In 2005, the Federal District Court in Guerrero ordered the arrest of Lt. Col. Francisco Quiroz Hermosillo, who was in charge of the militarized area when Radilla Pacheco was arrested.  That Federal District Court, however, ceded jurisdiction to a military court, characterizing the offense as one of “military discipline, in accordance with Article 57 of the CMJ.”   Radilla Pacheco’s relatives challenged the transfer of jurisdiction, also to no avail.  On November 29, 2006, the military court dismissed the case due to the “extinction of the criminal action” following the death of the defendant on November 19, 2006.  On July 27, 2005, the I/A Commission issued its  Report on the Merits, concluding that Mexico was responsible for violating, inter alia, the rights to life, personal liberty, humane treatment, fair trial, and judicial protection.

The Mexican Government failed to comply with the Commission’s recommendations.  Accordingly, on March 15, 2008, the Commission submitted the case to the I/A Court and on November 23, 2009, it ruled that the forced disappearance of the victim at the hands of the Mexican military, and the transfer of the investigation of the crime from civilian to military jurisdiction, violated, inter alia, articles 8 (due process) and 25 (access to justice) of the American Convention on Human Rights. The I/A Court found that “upon expanding the competence of the military jurisdiction to crimes that are not strictly related to military discipline or with juridical rights characteristic of the military realm,” the State had violated the rights of the next of kin to a competent tribunal and to a recourse that allowed them to contest the exercise of military jurisdiction.   In order to prevent repetition of this violation, the I/A Court ordered Mexico to “adopt, within a reasonable period of time, the appropriate legislative reforms in order to make Article 57 of the CMJ compatible with the international standards in this subject and the AC.”  In compliance, the Mexican Supreme Court declared the relevant part of Article 57 unconstitutional on August 21, 2012, and the Congress is in the process of amending the CMJ.

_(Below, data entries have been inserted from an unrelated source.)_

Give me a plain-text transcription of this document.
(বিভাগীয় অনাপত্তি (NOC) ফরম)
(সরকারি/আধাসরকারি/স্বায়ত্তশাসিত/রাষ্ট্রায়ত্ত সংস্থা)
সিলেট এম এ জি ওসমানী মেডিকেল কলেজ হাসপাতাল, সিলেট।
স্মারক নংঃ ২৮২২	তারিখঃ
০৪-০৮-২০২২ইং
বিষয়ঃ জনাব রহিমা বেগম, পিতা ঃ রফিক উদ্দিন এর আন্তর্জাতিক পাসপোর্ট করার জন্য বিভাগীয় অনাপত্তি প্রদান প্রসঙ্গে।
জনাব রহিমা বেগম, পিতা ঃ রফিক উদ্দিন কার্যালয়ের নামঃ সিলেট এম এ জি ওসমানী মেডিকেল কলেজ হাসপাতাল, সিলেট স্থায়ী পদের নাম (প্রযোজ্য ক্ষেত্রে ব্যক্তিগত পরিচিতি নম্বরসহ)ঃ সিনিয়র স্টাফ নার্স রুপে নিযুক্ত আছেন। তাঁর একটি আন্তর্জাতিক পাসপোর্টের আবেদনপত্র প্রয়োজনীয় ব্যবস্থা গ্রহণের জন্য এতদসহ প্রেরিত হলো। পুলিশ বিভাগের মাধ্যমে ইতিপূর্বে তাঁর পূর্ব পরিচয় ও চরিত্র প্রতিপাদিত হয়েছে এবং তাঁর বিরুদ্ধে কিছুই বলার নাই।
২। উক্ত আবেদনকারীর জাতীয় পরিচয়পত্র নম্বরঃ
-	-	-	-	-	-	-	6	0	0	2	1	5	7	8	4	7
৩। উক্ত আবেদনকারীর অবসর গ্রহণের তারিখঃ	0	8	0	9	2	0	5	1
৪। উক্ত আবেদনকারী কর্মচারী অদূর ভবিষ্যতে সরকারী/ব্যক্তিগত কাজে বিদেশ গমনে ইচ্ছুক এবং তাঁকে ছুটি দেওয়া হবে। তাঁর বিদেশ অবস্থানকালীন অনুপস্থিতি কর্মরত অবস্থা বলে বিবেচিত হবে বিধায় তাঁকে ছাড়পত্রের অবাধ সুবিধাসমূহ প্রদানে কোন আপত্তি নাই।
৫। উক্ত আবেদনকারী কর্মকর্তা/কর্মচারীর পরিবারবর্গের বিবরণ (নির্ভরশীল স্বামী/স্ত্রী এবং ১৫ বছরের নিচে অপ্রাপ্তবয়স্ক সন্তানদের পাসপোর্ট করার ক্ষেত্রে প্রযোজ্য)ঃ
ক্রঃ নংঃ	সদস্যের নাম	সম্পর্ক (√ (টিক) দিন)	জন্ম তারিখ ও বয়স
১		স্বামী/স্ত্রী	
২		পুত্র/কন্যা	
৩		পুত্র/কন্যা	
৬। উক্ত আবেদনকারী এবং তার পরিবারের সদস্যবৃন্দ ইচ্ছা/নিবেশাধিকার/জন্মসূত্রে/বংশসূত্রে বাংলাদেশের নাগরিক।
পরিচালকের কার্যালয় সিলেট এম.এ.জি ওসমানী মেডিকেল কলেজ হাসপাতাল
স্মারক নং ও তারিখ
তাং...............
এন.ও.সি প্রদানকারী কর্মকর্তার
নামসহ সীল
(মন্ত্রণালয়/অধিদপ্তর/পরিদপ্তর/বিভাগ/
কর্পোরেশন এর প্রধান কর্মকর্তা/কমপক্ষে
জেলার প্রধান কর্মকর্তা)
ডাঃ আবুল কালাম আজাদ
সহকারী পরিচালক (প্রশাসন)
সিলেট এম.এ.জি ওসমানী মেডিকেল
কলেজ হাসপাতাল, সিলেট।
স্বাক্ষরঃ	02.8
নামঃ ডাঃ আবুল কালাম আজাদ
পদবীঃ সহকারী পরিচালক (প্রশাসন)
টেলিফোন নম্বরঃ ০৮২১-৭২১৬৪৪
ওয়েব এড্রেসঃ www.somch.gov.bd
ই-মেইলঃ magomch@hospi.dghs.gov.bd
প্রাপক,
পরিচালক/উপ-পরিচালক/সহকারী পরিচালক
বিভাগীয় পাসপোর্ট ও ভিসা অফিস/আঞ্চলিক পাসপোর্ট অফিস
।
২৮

[1]    I/A Court H.R., Almonacid-Arellano et al. v. Chile, Judgment of September 26, 2006, para. 131. (“The Court has established that in a democratic State, the military criminal jurisdiction must have a restrictive scope and must be exceptional and aimed at the protection of special legal interests related to the functions that the law assigns to the Military. Therefore, it must only try military men for the commission of crimes or offenses that due to their nature may affect military interests. In that respect, the Court has held that when the military courts assume jurisdiction over a matter that should be heard by the regular courts, the right to the competent judge is violated, as is, a fortiori, due process of law, which, in turn, is closely linked to the right of access to justice.). 
[2]   Article 13 of the Constitution provides that there shall be no special courts and that military jurisdiction may not be extended to civilians.
[3]   Article 57 of the Mexican CMJ defines “crimes against military discipline” to include “those ... committed by soldiers during times of duty or based on the actions of the same.”